I'm truly terrible at writing under expectation. I used to think it was pressure, but it turns out, I can write 10+ papers a semester and a thesis and only truly lament that if I had backed up my computer better, I wouldn't have had to re-write a 20+ page one my senior year (and... three my junior year so... I guess I sort of learned my lesson times a million, or am a total glutton for punishment).

Writing after college, I did fine until I quit being a reporter and my now-somewhere-else mentor told me I needed to hop back on the horse and stop wasting my talent. I told another mentor, a trusted friend, and he asked me what else was I going to do besides write?

Never had I felt so cornered. Like my worth was in my words.

So, I decided to keep working for our family business. I started writing for fun, and sometimes money. But those jobs and I were not a good fit, and when I do not engage in them, I am happier. I'm relieved. That's not usually the emotion one should feel, I think. It's also a bad attitude, but I'm going more for intellectual honesty here and less about pride.

The couple weeks before Grace was born, I took a creative writing e-class on narration and storytelling. But it comes down to that new trigger - you are your words, make them roar. Even when I feel like a big sigh? So I'm taking a break from freelance, and I'm going to write what I want, and start teaching in the fall - my new adventure.

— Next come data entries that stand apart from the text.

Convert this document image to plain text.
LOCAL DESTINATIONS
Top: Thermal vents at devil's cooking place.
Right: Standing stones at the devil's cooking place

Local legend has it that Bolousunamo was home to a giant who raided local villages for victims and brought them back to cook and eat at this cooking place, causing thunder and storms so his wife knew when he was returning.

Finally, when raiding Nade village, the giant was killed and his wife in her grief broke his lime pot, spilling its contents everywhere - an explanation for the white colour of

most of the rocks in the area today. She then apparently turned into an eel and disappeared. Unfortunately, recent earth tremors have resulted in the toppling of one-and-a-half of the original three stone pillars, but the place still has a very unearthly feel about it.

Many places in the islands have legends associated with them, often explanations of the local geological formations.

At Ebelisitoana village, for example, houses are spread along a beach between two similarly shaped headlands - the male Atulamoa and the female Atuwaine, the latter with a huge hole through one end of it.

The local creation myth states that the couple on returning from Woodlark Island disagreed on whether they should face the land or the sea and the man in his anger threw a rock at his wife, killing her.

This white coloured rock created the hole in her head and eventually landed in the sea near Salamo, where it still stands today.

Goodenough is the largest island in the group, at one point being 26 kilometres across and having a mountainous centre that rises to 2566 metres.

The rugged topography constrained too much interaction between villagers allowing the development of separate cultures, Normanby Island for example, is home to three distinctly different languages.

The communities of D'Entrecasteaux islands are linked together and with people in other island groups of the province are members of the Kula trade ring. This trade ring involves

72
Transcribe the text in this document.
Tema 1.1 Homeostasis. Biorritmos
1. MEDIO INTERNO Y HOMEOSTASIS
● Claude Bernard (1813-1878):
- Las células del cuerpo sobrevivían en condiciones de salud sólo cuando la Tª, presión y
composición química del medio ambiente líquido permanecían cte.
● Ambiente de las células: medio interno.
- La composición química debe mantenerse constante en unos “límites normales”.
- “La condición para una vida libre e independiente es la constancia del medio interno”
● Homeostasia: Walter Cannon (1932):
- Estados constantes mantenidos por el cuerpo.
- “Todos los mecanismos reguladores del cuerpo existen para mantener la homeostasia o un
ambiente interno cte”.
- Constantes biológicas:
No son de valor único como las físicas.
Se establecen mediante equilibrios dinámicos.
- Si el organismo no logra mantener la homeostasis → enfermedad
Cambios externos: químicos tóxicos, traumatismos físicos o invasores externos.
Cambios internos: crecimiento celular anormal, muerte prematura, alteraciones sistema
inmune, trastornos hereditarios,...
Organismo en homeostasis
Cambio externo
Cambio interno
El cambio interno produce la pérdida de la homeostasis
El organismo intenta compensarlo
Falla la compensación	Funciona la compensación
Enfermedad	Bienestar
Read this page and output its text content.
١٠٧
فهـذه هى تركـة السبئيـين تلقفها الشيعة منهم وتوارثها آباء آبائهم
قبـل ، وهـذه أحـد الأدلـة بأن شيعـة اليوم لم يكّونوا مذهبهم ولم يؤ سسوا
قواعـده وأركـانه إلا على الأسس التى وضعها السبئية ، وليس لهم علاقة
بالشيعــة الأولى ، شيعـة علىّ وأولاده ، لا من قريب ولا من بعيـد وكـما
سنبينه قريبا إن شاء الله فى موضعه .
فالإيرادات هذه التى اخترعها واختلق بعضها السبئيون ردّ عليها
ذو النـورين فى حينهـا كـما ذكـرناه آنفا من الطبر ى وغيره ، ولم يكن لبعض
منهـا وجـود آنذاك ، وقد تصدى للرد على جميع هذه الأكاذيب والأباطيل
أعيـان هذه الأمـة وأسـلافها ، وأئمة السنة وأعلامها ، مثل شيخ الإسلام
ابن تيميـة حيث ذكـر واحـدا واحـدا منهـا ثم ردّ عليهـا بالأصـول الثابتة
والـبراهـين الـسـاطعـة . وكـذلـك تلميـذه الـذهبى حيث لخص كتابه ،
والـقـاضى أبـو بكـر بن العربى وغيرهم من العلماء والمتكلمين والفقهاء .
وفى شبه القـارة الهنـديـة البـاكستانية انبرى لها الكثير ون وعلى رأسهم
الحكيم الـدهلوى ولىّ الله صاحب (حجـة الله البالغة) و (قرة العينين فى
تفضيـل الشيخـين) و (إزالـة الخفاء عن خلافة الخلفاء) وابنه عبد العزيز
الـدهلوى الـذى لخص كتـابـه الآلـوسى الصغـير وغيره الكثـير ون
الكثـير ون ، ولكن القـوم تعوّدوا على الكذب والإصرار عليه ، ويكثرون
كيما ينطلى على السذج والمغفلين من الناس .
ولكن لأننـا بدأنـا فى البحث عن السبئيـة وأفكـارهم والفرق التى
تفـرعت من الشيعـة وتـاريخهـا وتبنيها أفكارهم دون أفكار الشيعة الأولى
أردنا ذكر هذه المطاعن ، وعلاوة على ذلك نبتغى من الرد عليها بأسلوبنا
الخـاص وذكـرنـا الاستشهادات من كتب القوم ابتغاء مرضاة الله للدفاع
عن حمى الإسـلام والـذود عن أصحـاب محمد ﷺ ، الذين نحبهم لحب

Adventure. I like to say the word, tasting it. Everything is so different from what I imagined my life to be. I saw my twenties in a big city with a big writing job and, and, and... not a husband, or a baby, or worrying about where we're going to end up for residency, or wondering how close we'll be to family, or planning bedtime nap time and wake-up time around a little monster with long eyelashes and the happiest-to-see-you-mom! smile.

We all have our tough days. We all have our lonely days. Just because I have a husband and a baby doesn't mean I don't get lonely. It's the kind of void only I can fill; the void of my life, and living for me. I cannot be myself if I do not take care of me.

My limits are not set - I can push them, I can lower them, I can accept them. I've been trying to exercise more than my body is sooo not having it. That's really hard for me.

Fine, I'm a toaster oven more than a microwave. You can't wish a crockpot to be an oven - they have different purposes and methods. So, I persevere, and try again. That's what I do! And that's how I do. Now, back to those book reviews.